Multiplying two binomials is still an application of the distributive property. In fact, we can use the distributive property even more than we did in the first example. It's like the stuffing and mac 'n cheese that you go back for over and over again at Thanksgiving dinner, while the poor broccoli casserole languishes in the corner.

### Sample Problem

What is (4*x*^{2} + 3)(12*x*^{2} + 5*x*)?

We use the distributive property to distribute the expression (4*x*^{2} + 3) over the polynomial (12*x*^{2} + 5*x*), like this:

(4*x*^{2} + 3)(12*x*^{2}) + (4*x*^{2} + 3)(5*x*)

Now we have a new expression with two terms. We use the distributive property *again* on the first term to distribute (12*x*^{2}):

(4*x*^{2})(12*x*^{2}) + (3)(12*x*^{2}) + (4*x*^{2} + 3)(5*x*)
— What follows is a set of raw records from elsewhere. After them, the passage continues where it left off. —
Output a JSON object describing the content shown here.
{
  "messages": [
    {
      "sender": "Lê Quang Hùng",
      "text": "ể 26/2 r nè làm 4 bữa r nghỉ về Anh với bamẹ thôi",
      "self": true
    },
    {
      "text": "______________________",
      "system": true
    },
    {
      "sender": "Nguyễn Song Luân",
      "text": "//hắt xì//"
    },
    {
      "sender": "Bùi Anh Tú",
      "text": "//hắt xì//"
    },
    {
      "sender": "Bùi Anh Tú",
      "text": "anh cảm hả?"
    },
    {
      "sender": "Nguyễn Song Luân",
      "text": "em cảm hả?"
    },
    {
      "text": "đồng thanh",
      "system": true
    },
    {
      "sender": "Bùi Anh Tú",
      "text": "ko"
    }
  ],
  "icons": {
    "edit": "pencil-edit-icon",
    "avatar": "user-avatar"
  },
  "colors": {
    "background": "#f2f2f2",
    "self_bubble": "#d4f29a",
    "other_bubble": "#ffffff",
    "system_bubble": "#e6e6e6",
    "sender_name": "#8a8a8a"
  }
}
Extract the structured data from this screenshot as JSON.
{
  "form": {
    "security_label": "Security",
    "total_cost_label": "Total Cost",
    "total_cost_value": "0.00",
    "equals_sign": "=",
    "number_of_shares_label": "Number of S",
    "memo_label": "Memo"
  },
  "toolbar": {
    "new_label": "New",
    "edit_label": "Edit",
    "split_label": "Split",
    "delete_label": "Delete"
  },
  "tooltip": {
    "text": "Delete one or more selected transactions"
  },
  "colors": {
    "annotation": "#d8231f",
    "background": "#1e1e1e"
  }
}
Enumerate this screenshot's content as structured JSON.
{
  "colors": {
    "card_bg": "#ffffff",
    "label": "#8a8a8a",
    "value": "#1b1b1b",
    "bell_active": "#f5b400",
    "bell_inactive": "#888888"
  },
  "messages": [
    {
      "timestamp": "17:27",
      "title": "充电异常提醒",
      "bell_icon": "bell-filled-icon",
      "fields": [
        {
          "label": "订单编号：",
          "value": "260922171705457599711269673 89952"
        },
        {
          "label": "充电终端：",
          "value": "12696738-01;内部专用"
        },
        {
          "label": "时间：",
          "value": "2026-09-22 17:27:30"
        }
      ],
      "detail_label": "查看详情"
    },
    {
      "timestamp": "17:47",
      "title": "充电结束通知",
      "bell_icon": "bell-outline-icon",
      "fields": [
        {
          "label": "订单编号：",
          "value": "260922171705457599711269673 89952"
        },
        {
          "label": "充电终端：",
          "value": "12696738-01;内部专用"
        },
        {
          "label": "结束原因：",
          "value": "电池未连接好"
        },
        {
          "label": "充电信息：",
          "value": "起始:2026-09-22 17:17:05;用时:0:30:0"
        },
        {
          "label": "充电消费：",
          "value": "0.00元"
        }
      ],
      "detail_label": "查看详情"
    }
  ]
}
Then use the distributive property *a whopping third time* on the last term to distribute (5*x*):

(4*x*^{2})(12*x*^{2}) + (3)(12*x*^{2}) + (4*x*^{2})(5*x*) + (3)(5*x*)

Now simplify everything:

48*x*^{4} + 36*x*^{2} + 20*x*^{3} + 15*x*

And finally write it all down in order of descending exponents:

48*x*^{4} + 20*x*^{3} + 36*x*^{2} + 15*x*

By this point, you're probably stuffed. However, those au gratin potatoes certainly do seem to be calling your name...

### Sample Problem

What is (3*x* – 1)(4*x* + 2)?

Distribute (3*x* – 1) over (4*x* + 2):

(3*x* – 1)(4*x*) + (3*x* – 1)(2)

Now distribute (4*x*) over (3*x* – 1) and distribute (2) over (3*x* – 1):

(3*x*)(4*x*) + (-1)(4*x*) + (3*x*)(2) + (-1)(2)

Simplify the terms:

12*x*^{2} – 4*x* + 6*x* – 2

And combine like terms to get:

12*x*^{2} + 2*x* – 2

The terms are already written in descending order by exponent, so we're done. Delicious...time for dessert!

Clearly, there's a whole lotta distributin' going on. With a bit of practice and some elbow grease, you'll get quicker and hopefully cut down on the amount of pencil scribbling when you're rocking two binomials. Even if "elbow grease" does sound pretty disgusting now that we think about it.

Let's run through one more of these guys before we call it quits.

### Sample Problem

Find (4*x*^{2} + 3*x*)(5*x* – 6).

First we distribute (4*x*^{2} + 3*x*) over all the stuff in the second term:

(4*x*^{2} + 3*x*)(5*x*) + (4*x*^{2} + 3*x*)(-6)

Then distribute (5*x*) and (-6), remembering to distribute the minus sign as well. He'll feel so left out if we forget about him.

(4*x*^{2})(5*x*) + (3*x*)(5*x*) + (4*x*^{2})(-6) + (3*x*)(-6)

Now we clean things up a bit with one more round of simplifyin':

20*x*^{3} + 15*x*^{2} – 24*x*^{2} – 18*x*

Hey, look at that: we've got two *x*^{2} terms, so we can combine them to finish up:

20*x*^{3} – 9*x*^{2} – 18*x*

It's a thing of beauty, isn't it?